If you ask Cramer, oil-rich nations should be re-investing the gains they're seeing from rising oil prices into exploring and drilling for more crude.

But many countries in OPEC are plagued by socioeconomic turmoil — look at Venezuela, Libya or Iran — that has prevented them from taking action when it comes to finding new oil banks.

"By this point in the cycle, all of these countries should be spending fortunes to discover new oil fields," Cramer said.

But it sure doesn't seem like they're gearing up for more exploration. And in the meantime, oil keeps climbing. Find out where Cramer sees opportunities for investors here.

How to play the pain in Conagra

Bull and bear statues outside Frankfurt's stock exchange in Frankfurt, Germany.
Ralph Orlowski | Reuters
Bull and bear statues outside Frankfurt's stock exchange in Frankfurt, Germany.

Even though Conagra Brands' shares took a hit after the company announced its much-anticipated, $10.9 billion acquisition of Pinnacle Foods, Cramer wasn't giving up on the consumer foods play.

"Sometimes, when companies merge you have to think long and hard to justify why they might belong under the same roof. That’s not the case here," he said. "There’s a reason we’ve been talking about a Conagra-Pinnacle Foods tie-up for over a year."

With well-known brands in the increasingly popular freezer aisle and a number of health-conscious brands like Bird's Eye, Cramer saw Pinnacle as a shoe-in addition to Conagra's business.
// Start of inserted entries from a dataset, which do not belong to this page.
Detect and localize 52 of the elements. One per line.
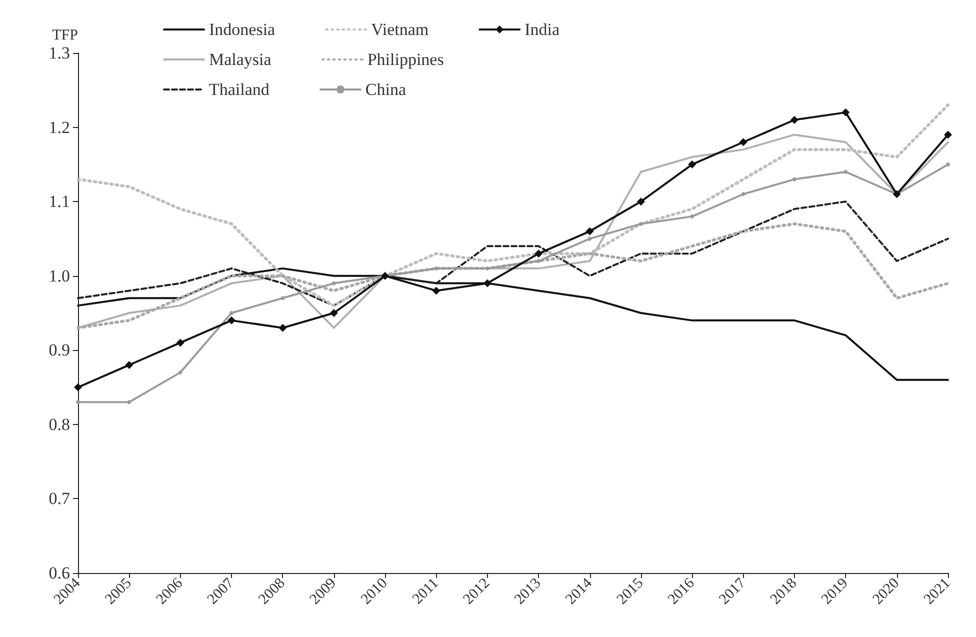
point (636, 198, 645, 206)
legend-label: China (365, 80, 406, 99)
point (739, 138, 748, 146)
point (125, 361, 134, 369)
x-tick-label: 2021 (921, 575, 954, 608)
point (792, 177, 796, 182)
y-tick-label: 1.0 (48, 266, 70, 286)
point (483, 279, 492, 288)
y-tick-label: 0.6 (48, 564, 70, 582)
point (741, 192, 746, 196)
point (946, 162, 950, 166)
point (278, 324, 287, 332)
x-tick-label: 2011 (410, 575, 442, 608)
point (76, 400, 80, 404)
point (790, 116, 798, 124)
point (74, 383, 82, 392)
point (432, 286, 440, 295)
point (534, 250, 543, 258)
y-tick-label: 1.2 (48, 118, 70, 137)
point (638, 222, 643, 226)
legend-label: Vietnam (371, 20, 429, 39)
legend-label: Thailand (209, 80, 270, 99)
point (178, 370, 182, 374)
point (332, 281, 336, 286)
point (586, 227, 594, 236)
point (536, 259, 541, 263)
point (842, 108, 850, 116)
y-tick-label: 0.7 (48, 489, 70, 508)
point (330, 309, 338, 317)
point (176, 338, 184, 347)
y-tick-label: 1.1 (48, 192, 70, 212)
legend-label: Indonesia (209, 20, 276, 39)
point (127, 400, 132, 404)
legend-label: Philippines (367, 50, 444, 69)
point (688, 160, 696, 168)
legend-label: Malaysia (209, 50, 272, 69)
point (280, 296, 285, 300)
point (434, 266, 438, 270)
line-series (76, 104, 950, 308)
y-tick-label: 0.9 (48, 340, 70, 360)
legend-label: India (524, 20, 560, 39)
point (485, 266, 490, 270)
y-tick-label: 0.8 (48, 414, 70, 434)
y-tick-label: 1.3 (48, 44, 70, 62)
point (228, 316, 236, 324)
line-series (77, 134, 949, 329)
y-axis-title: TFP (52, 28, 78, 44)
point (588, 236, 592, 241)
point (690, 214, 694, 218)
point (230, 311, 234, 315)
point (944, 130, 952, 139)
point (844, 170, 848, 174)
"Put it all together and this company’s got a lot going for it," the "Mad Money" host said. "The bottom line? The huge pullback in Conagra’s stock last week was a gift. The Pinnacle Foods acquisition is a positive, not a negative. I’d be a buyer right here."

Lightning round: Get your FactSet straight

In Cramer's lightning round, he rattled off his take on callers' favorite stocks:

FactSet Research Systems: “You’ve got smart money because I like that stock. I wish more people liked it. I’d put that in the fintech category. Boy, do people love fintech.”

Annaly Capital Management: “It’s got a big yield. It’s always had a big yield. That’s a good way to be able to make some money, but unfortunately, I find it very opaque and I can’t recommend any opaque stocks on this show. It doesn’t make sense to me.”

Disclosure: Cramer's charitable trust owns shares of PepsiCo.